The Campaign Spot

Scott Walker, Coy About 2016

From the first Morning Jolt of the week:

Scott Walker Isn’t Saying He’s Running . . . but He Sounds Like He’s Running.

Wisconsin governor Scott Walker dropped by the National Review DC offices Friday.

He’s out promoting his new book, Unintimidated: A Governor’s Story and a Nation’s Challenge, and his publisher asked that we not quote him about the book until the official publication this week. Walker is quick to emphasize the book isn’t an autobiography; it’s mostly about his years as governor so far, particularly the high-profile fights over pension reform and controlling spending and his recommendations about enacting conservative policies in a purple-to-blue state.

One of Walker’s key messages Friday was that as disastrous as the Obamacare rollout has been, Republicans cannot be seen as gloating or “spiking the football”; he says that as a governor who did not expand Medicaid or set up a state exchange, his role is to do his best for the people in his state who “slip through the cracks” — who have lost their existing insurance plans and can’t buy or afford a new one through the dysfunctional federal web site.
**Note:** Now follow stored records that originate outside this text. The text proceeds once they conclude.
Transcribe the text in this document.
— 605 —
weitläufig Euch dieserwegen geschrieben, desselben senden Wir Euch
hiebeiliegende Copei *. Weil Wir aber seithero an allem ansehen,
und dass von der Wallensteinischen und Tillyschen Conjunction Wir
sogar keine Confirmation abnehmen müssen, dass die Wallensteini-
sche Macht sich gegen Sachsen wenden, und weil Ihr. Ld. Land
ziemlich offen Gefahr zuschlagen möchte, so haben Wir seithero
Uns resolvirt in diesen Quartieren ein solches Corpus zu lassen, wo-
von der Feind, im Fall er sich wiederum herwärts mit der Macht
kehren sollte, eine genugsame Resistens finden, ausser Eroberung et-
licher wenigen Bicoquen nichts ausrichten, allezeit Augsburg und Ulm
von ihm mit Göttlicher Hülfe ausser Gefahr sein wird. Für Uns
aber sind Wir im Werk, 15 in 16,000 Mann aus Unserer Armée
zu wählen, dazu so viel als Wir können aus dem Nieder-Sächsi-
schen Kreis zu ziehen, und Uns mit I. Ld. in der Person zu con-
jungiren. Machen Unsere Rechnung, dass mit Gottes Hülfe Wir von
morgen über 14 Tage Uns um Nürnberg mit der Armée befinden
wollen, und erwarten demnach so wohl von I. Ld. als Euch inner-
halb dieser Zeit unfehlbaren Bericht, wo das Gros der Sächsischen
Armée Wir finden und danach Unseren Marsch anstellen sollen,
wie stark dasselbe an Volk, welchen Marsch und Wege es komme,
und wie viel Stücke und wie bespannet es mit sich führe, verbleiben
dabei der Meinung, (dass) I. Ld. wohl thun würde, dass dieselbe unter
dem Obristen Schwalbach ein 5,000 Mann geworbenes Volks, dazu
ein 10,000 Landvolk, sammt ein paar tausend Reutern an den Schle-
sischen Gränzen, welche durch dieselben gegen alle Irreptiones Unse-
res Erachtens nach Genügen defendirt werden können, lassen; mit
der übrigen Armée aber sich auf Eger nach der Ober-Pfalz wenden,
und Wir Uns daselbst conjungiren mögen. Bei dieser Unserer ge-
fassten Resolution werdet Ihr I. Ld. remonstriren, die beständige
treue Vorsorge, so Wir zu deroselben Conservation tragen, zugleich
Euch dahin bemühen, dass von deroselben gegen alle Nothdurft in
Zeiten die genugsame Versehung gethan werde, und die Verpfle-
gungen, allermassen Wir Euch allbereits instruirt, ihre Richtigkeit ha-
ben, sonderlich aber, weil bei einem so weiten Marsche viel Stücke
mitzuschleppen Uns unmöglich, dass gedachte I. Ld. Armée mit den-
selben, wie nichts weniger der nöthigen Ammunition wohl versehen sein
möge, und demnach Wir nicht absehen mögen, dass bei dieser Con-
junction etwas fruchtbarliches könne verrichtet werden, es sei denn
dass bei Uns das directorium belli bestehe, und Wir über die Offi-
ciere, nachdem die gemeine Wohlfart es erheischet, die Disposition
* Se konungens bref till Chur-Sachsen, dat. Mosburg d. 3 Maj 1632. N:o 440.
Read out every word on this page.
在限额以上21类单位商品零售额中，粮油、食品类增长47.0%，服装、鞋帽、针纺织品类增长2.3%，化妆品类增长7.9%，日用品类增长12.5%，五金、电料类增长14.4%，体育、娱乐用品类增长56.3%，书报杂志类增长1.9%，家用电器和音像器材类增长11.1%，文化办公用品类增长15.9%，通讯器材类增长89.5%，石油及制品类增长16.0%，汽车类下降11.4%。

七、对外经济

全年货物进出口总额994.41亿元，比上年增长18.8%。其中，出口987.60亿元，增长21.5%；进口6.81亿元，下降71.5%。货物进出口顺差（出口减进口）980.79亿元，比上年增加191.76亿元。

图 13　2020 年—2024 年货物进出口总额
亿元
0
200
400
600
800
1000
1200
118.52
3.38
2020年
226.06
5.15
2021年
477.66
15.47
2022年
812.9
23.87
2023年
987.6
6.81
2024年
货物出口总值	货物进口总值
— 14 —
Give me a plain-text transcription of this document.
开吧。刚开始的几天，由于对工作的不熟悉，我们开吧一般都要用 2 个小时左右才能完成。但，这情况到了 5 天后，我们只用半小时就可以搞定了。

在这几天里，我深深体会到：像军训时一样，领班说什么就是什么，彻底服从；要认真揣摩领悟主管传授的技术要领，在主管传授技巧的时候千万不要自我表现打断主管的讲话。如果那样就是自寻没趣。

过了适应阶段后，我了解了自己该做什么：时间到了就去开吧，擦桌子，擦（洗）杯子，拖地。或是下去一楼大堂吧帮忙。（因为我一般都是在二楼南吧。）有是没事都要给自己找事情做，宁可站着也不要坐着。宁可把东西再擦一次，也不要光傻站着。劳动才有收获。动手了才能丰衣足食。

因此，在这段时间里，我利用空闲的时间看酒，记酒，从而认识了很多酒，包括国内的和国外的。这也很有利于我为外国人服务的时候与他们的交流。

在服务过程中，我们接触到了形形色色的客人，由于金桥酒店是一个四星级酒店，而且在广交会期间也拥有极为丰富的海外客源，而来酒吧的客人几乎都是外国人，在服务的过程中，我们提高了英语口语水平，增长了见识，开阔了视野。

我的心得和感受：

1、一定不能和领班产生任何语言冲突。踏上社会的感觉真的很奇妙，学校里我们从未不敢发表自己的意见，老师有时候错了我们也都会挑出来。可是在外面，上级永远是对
I asked Walker about his reelection outlook; most polls have him in good but not great position, leading his only announced challenger, Democrat Mary Burke, by a few percentage points but below 50 percent. Walker said he governs a state that is roughly evenly divided between Democrats and Republicans, and that he thinks it’s fair to say he has a ceiling of about 52 to 53 percent. He also said that while he won the recall by a margin that surprised many, 53 percent to 46 percent, he recognizes that some of that margin came from voters who disagreed with the recall on principle, not because they agreed with everything he was doing. The governor’s decision to make that point, unprompted, represents something of a declaration against interest. Give him some points for honesty and modesty.

You may have noticed Walker’s getting some presidential buzz. Walker said he couldn’t guarantee he would finish another term as governor, and said he had never given that sort of assurance in any previous race. It seems safe to interpret the lack of a blanket denial of a presidential bid as a sign that Walker isn’t ruling it out.

If Walker ran, he might be one of the strongest hybrid or consensus Republican candidates in the field. Tea Partiers should love him, as he may be one of the most spectacularly effective budget-cutters in the country, successfully changing the collective bargaining process for most public employees in Wisconsin. Membership numbers are plummeting for Wisconsin’s public sector unions, as are membership dues.

(PolitiFact quibbles a bit with Walker’s boast of turning a “$3.6 billion deficit into more than a half-billion-dollar surplus.” . . . but we’re really talking about the margins here:

That $3.6 billion shortfall that preceded Walker’s first budget is best compared to the projected shortfall Walker faced in his second budget. That number was actually a positive one — $177 million, according to Walker administration reports. That underscores Walker’s success at reducing budgeting tricks in the first budget.

So, the swing isn’t more than $4.1 billion, it’s more like $3.77 billion.

The apples-to-apples view still favors Walker, just not quite as much as he portrayed.)

To the “establishment,” Walker has a lot of experience in government, actually accomplished big, serious, consequential reforms, and he’s blunt but not prone to fire-breathing statements. He said that while he isn’t aiming to give advice to Republicans in Congress, he thinks the party should try to avoid another government shutdown. The party’s wealthy donors love him.

So what would hold back a Walker presidential bid? If you look at the names being mentioned for the 2016 Republican field these days — Chris Christie, Ted Cruz, Rand Paul, Marco Rubio — they’re all big, bold personalities, almost larger-than-life figures. Walker is an even-keeled, plain-spoken kind of guy. It’s easy to imagine him getting lost on a stage crowded with candidates, or being a bit like Minnesota governor Tim Pawlenty’s 2012 bid — another accomplished, reform-minded governor with a Midwestern personality deemed too boring by the grassroots early on.